[One-shot Miraculous Adrienette] Kocimiętka +18

Po co łzy? Po co smutne sceny? Wystarczy trochę szczerości i prawdziwej miłości!
Adrienette +18!

— Nie wygrasz... — Słowa padły z zimnych ust bohatera, który chwilę wcześniej zmusił Biedronkę do pocałunku.

Odepchnęła go od siebie, wymierzając prosty, niekontrolowany cios w jego policzek.
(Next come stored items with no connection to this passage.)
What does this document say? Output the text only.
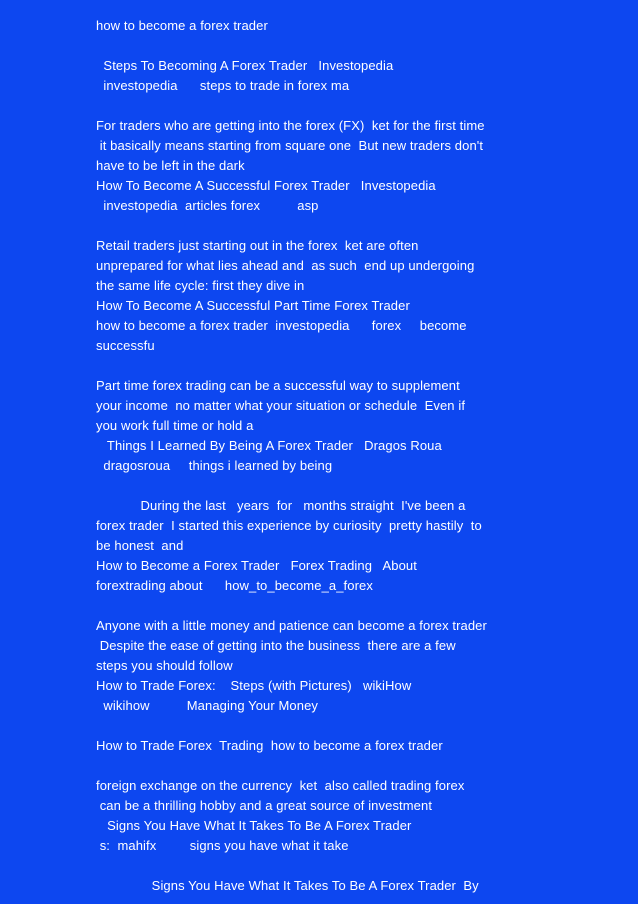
how to become a forex trader
Steps To Becoming A Forex Trader   Investopedia
investopedia      steps to trade in forex ma
For traders who are getting into the forex (FX)  ket for the first time
it basically means starting from square one  But new traders don't
have to be left in the dark
How To Become A Successful Forex Trader   Investopedia
investopedia  articles forex          asp
Retail traders just starting out in the forex  ket are often
unprepared for what lies ahead and  as such  end up undergoing
the same life cycle: first they dive in
How To Become A Successful Part Time Forex Trader
how to become a forex trader  investopedia      forex     become
successfu
Part time forex trading can be a successful way to supplement
your income  no matter what your situation or schedule  Even if
you work full time or hold a
Things I Learned By Being A Forex Trader   Dragos Roua
dragosroua     things i learned by being
During the last   years  for   months straight  I've been a
forex trader  I started this experience by curiosity  pretty hastily  to
be honest  and
How to Become a Forex Trader   Forex Trading   About
forextrading about      how_to_become_a_forex
Anyone with a little money and patience can become a forex trader
Despite the ease of getting into the business  there are a few
steps you should follow
How to Trade Forex:    Steps (with Pictures)   wikiHow
wikihow          Managing Your Money
How to Trade Forex  Trading  how to become a forex trader
foreign exchange on the currency  ket  also called trading forex
can be a thrilling hobby and a great source of investment
Signs You Have What It Takes To Be A Forex Trader
s:  mahifx         signs you have what it take
Signs You Have What It Takes To Be A Forex Trader  By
Głową Czarnego Kota aż szarpnęło, a na skórze pojawiło się zaczerwienie po zdartej skórze.

Twarz Czarnego Kota okrył cień. Zmarszczył czoło i zamruczał groźnie, sięgając pazurem po laskę. Biedronka zarzuciła jojem, wytrącając przedmiot z rąk. Skoczyła, a za nią podążył i Czarny Kot.

— To ty nie wygrasz — wymruczał. Wysunął pazury, jego oczy pochłonął nieprzenikniony, zielony blask.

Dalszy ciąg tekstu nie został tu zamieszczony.